For Pamela Litzsey-Thomas, going into foreclosure on her Niagara Falls home was just another in a series of financial setbacks that included losing her job and getting inundated with medical bills after she was struck by a bus. “I just kept feeling like I was being slapped in the face,” she said.

But Litzsey-Thomas refused to give up the house where she lived with her young son, even as her attempts to get a loan modification were stymied. Like hundreds of homeowners across the state, help finally came in the form of the New York State Mortgage Assistance Program (NYS-MAP).

In 2014, the Office of Attorney General Eric Schneiderman launched NYS-MAP to keep families out of foreclosure. In less than three years of operation, the program has loaned $18 million to homeowners and prevented more than 650 foreclosures.

Litzsey-Thomas  secured a NYS-MAP loan in 2015 that helped her to reinstate her affordable mortgage after receiving help from Legal Services for the Elderly, Disabled or Disadvantaged of Western New York, Inc. LSED is a member of the New York State Attorney General’s Homeowner Protection Program, a network of over 85 organizations dedicated to providing homeowners with free, qualified mortgage assistance relief services across New York.

For Litzsey-Thomas, getting the NYS-MAP loan was transformational. “I can breathe again,” she said recently in a phone interview.

Her story is all too familiar among NYS-MAP recipients: one marked by personal and financial challenges that threatened to spin out of control.

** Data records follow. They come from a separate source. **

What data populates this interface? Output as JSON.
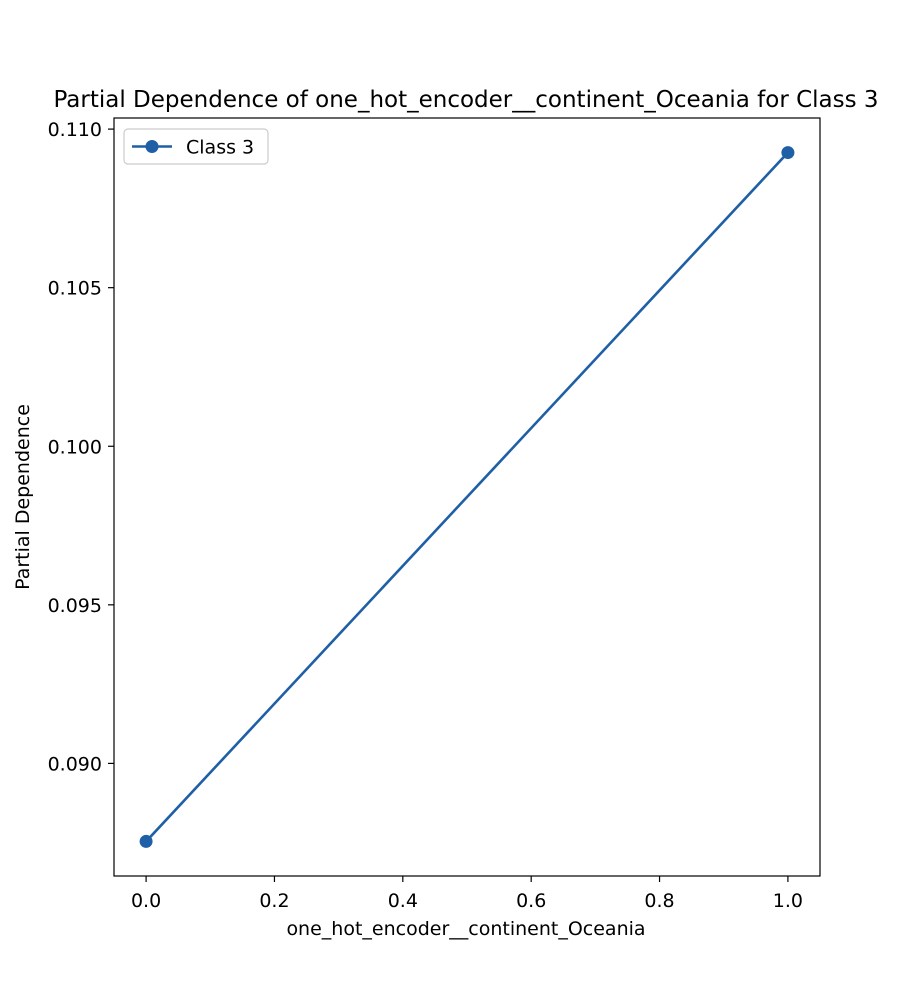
{
  "chart_data": {
    "type": "line",
    "title": "Partial Dependence of one_hot_encoder__continent_Oceania for Class 3",
    "xlabel": "one_hot_encoder__continent_Oceania",
    "ylabel": "Partial Dependence",
    "x": [
      0.0,
      1.0
    ],
    "series": [
      {
        "name": "Class 3",
        "values": [
          0.08754,
          0.10926
        ],
        "color": "#1f5fa6",
        "marker": "circle"
      }
    ],
    "xlim": [
      -0.05,
      1.05
    ],
    "ylim": [
      0.08645,
      0.11035
    ],
    "xticks": [
      "0.0",
      "0.2",
      "0.4",
      "0.6",
      "0.8",
      "1.0"
    ],
    "yticks": [
      "0.090",
      "0.095",
      "0.100",
      "0.105",
      "0.110"
    ],
    "grid": false,
    "legend_position": "top-left"
  }
}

After going out on medical leave that year because of a difficult pregnancy, she was laid off from her job upon returning to work in 2011; temporary jobs weren’t enough to patch together a sustainable income. Before she could get caught up, she was impossibly behind on her mortgage.

In June 2012, she fell into further financial difficulties when she was struck by a bus and had to undergo a series of intensive surgeries. Her physician told her she wouldn’t be able to go back to work. Her family’s income is now limited to her Department of Social Services benefits, but she is able to afford her mortgage and bills now. She now subsists off of her limited Department of Social Services benefits.

“When the MAP program came along, I was like, ‘Wow.’ I said, ‘Okay, that was my blessing, my godsend, after all my patience,” she said. “I don’t have to worry about where we are going to sleep. I don’t have to worry about that. I have weathered the storm.”

The Center for New York City Neighborhoods and the Empire Justice Center administered the NYS-MAP program, which is currently closed to applications.